Allies can support the LGBTQ+ community by educating themselves on LGBTQ+ issues, speaking up against discrimination, participating in events, and respecting people’s pronouns and identities. A lot of times, non-queer people don’t realise that being silent or ignorant can have such a big impact in someone’s life but that comes with having more representation of the LGBTQ+ community in the media.

Do you have advice for other LGBTQ+ people that want to start their own company?

Be true to your vision and values. Seek out mentors and networks that support LGBTQ+ entrepreneurs, and don’t be afraid to highlight your unique perspective as a strength in your business plan. Growing up feeling different can be detrimental for someone’s confidence as they can sometimes justify or overcompensate for things at work. Embrace your uniqueness and learn as you go - everyone makes a LOT of mistakes along the way.

A lot has already been done to make workplaces more inclusive, but there’s still a long way to go. Are there any specific changes you would like to see? 

Workplaces can continue to improve by regularly reviewing their policies, listening to LGBTQ+ employees, providing ongoing education and training, and fostering a culture where everyone feels safe to be themselves. I think hospitality attracts a very wide demographic, a lot of immigrants with very diverse backgrounds and experiences. It would be amazing to see more happening at the frontline and not just at the corporate level.

Are there any organisations, charities or groups that you would recommend getting involved in?

There are many organizations that do great work for the LGBTQ+ community.
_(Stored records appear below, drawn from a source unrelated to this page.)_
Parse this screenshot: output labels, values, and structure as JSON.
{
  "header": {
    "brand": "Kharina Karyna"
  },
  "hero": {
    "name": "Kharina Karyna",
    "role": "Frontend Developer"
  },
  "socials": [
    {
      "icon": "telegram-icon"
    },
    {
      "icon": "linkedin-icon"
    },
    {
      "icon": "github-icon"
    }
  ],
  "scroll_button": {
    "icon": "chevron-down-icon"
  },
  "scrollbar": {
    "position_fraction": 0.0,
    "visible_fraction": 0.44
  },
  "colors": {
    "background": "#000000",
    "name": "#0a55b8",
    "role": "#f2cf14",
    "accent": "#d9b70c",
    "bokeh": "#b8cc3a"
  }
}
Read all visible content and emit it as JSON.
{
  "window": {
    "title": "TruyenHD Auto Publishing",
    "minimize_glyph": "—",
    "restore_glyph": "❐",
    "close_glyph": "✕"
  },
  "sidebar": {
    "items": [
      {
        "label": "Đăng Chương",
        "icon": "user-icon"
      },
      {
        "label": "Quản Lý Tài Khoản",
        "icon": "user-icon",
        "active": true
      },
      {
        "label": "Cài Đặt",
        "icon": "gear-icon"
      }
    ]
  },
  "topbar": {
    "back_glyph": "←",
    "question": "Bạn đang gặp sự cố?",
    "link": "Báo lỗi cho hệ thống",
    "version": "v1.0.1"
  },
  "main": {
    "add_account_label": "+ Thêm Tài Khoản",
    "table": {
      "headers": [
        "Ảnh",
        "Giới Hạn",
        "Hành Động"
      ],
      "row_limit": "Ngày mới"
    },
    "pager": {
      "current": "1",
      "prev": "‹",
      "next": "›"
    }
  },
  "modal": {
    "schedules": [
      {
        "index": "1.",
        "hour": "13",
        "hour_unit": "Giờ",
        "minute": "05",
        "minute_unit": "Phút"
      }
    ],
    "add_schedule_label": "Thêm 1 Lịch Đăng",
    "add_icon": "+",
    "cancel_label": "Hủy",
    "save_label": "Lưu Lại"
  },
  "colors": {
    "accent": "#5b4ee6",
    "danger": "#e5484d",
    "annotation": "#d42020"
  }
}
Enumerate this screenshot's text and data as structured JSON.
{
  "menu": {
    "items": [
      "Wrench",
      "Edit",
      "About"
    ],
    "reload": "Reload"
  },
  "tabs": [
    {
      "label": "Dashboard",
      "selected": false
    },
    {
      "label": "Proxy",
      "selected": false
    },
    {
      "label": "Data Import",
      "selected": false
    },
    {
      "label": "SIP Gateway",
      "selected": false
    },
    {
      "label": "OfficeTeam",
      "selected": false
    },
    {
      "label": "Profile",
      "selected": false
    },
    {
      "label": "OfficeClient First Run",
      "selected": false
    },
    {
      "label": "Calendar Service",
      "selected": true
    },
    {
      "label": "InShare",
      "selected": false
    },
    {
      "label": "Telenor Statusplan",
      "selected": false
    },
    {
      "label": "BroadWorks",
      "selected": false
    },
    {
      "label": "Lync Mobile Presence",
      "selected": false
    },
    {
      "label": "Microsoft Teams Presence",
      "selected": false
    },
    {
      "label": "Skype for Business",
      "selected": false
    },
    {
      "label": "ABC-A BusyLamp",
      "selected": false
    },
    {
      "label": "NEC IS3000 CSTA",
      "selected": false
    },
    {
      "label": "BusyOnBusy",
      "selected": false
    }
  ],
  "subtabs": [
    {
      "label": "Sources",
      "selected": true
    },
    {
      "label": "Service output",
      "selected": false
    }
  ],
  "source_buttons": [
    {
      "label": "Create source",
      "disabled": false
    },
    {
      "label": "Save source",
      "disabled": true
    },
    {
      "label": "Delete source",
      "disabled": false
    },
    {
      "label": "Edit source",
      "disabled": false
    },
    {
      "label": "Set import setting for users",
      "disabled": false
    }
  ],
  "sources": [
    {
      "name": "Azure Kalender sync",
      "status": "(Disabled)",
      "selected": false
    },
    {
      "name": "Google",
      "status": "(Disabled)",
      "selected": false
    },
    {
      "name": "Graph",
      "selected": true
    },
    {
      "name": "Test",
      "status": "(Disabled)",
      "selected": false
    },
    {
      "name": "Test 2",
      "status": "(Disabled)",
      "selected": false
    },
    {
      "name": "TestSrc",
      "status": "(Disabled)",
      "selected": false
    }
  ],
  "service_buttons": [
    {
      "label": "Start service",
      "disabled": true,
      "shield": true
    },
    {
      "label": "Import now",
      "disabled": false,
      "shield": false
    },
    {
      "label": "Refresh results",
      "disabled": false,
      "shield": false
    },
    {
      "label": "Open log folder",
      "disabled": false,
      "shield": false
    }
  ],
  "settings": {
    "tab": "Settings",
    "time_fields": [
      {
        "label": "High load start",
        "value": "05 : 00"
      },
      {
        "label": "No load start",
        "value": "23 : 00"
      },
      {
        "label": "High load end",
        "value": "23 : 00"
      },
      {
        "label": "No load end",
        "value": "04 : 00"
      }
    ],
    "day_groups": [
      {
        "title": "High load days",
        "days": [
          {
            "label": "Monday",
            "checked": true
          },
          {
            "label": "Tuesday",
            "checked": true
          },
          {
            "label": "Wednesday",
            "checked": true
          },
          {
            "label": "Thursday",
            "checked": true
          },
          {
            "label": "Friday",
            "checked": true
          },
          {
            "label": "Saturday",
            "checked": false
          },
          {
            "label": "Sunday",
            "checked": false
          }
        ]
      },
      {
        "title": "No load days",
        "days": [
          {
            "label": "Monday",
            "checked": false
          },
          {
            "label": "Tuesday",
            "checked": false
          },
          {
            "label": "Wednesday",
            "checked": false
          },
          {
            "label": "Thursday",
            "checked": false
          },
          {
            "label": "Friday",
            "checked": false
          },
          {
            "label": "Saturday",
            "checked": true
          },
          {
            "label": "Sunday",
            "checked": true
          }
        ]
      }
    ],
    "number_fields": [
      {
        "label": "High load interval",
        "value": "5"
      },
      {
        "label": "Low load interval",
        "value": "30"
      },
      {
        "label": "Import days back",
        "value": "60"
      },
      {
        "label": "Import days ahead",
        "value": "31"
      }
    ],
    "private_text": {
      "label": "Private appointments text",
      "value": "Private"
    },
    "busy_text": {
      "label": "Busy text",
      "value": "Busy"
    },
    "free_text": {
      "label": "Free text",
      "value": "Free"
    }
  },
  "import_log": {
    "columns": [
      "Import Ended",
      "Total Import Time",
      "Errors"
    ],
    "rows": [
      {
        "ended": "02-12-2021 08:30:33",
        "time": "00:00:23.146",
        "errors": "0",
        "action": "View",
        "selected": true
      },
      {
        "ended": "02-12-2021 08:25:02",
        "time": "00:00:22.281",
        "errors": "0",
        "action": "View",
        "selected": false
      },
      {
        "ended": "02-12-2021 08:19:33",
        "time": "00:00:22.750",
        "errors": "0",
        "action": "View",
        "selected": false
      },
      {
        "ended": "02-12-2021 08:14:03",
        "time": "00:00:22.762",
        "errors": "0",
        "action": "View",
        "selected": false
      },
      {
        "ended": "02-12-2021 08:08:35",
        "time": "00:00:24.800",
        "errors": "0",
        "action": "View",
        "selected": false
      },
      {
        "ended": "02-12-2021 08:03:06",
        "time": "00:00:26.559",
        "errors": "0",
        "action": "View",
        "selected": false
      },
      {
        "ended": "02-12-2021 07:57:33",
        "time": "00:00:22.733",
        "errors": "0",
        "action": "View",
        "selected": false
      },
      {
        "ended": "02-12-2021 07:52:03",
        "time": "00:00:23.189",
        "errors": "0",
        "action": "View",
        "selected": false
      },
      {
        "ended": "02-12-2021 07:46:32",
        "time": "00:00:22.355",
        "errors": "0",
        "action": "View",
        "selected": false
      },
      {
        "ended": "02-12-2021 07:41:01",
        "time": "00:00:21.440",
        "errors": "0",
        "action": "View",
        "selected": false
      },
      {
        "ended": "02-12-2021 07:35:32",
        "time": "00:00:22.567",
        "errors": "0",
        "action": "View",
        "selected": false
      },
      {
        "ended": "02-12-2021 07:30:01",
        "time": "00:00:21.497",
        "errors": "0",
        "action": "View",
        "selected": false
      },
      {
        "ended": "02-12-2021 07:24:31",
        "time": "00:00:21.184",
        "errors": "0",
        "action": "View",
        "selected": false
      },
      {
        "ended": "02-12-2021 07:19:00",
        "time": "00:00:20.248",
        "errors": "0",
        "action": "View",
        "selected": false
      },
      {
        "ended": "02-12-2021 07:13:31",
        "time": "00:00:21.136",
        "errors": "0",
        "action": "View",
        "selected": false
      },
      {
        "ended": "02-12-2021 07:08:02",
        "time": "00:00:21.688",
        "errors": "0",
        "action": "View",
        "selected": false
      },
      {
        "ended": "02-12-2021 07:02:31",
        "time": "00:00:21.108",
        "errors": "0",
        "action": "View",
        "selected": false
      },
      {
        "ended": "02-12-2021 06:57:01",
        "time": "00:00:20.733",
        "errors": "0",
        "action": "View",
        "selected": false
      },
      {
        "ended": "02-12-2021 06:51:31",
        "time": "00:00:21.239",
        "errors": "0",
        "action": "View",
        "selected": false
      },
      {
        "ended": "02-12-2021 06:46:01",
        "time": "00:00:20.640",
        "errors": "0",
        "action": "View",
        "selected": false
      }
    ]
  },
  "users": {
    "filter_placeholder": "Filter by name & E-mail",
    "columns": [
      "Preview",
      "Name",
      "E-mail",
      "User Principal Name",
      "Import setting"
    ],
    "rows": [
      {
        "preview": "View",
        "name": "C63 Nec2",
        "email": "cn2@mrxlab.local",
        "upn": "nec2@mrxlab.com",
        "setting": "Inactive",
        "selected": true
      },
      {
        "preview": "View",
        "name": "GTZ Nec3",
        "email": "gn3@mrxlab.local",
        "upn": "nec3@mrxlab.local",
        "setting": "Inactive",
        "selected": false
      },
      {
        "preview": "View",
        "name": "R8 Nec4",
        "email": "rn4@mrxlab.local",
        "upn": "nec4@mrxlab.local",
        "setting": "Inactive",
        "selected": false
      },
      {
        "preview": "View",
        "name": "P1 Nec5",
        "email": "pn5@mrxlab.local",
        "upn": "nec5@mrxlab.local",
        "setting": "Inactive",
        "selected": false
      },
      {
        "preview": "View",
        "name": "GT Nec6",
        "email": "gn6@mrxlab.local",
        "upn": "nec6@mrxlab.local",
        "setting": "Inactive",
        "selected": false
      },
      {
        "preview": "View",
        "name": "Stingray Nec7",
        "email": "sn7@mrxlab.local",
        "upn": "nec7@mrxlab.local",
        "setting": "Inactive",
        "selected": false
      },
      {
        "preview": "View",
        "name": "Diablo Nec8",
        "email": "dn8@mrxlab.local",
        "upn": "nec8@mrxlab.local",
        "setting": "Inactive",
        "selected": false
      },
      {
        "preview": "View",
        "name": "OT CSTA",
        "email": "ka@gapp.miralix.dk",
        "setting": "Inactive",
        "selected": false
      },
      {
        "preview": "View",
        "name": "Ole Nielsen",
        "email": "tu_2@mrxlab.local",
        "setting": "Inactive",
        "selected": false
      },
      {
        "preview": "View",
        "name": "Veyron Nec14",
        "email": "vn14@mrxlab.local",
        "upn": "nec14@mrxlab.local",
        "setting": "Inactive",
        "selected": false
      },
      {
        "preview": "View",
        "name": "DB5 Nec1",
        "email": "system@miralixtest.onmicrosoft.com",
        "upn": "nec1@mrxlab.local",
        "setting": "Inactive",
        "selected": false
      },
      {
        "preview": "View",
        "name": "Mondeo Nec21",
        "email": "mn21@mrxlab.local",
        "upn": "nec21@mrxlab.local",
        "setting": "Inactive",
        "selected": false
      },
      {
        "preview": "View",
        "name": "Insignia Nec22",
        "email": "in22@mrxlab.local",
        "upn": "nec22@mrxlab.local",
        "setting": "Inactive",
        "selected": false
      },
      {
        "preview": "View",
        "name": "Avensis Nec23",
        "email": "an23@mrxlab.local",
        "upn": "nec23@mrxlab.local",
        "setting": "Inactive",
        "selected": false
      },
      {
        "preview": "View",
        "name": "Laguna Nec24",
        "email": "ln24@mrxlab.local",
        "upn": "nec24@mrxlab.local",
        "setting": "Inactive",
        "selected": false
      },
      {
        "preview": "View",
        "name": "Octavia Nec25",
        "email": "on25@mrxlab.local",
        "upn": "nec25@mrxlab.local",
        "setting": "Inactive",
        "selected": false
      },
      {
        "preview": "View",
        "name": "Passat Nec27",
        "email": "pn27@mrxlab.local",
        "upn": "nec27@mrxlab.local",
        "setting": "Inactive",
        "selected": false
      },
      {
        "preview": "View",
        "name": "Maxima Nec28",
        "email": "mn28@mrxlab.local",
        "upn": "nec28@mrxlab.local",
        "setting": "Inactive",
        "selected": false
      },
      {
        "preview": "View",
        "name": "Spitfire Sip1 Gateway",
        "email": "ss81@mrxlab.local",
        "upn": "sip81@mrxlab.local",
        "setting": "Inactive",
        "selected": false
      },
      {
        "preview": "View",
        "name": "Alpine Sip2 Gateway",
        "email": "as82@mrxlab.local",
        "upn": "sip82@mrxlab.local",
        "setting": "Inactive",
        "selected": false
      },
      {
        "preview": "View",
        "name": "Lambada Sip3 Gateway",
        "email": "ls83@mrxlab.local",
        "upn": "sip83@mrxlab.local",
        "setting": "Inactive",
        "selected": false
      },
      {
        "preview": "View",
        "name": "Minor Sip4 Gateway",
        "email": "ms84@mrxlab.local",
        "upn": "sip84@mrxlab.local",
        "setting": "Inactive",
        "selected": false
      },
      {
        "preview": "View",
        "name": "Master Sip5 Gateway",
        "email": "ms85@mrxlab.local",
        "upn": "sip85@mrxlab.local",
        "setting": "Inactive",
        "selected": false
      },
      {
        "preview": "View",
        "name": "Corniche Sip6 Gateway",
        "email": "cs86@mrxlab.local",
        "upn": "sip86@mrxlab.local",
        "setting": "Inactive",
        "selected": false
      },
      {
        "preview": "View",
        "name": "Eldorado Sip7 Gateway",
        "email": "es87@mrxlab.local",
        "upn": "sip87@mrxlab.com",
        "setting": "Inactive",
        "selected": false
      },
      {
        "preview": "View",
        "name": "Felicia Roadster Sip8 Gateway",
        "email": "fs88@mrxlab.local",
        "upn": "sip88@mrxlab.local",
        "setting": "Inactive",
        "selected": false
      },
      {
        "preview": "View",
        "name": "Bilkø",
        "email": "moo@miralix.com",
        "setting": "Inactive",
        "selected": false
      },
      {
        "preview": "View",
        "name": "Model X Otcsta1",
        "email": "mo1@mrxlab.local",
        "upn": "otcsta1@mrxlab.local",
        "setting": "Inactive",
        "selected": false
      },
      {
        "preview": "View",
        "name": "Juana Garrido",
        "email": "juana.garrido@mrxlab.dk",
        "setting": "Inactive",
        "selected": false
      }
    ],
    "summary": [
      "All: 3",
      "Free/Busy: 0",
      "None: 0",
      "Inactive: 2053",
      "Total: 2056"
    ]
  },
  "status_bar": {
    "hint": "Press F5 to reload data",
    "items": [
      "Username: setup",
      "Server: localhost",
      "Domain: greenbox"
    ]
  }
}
Stonewall being the largest LGBTQ+ in the UK and even Europe has great reach but I would also recommend Akt who does great work with LGBTQ+ young people who are experiencing homelessness - we partnered with them last year during Pride.

Although we have come such a long way, research from Stonewall Housing shows that almost one in five LGBTQ people have experienced homelessness at some point in their lives. Rates are even higher amongst trans people, with 25% having experienced homelessness at some point.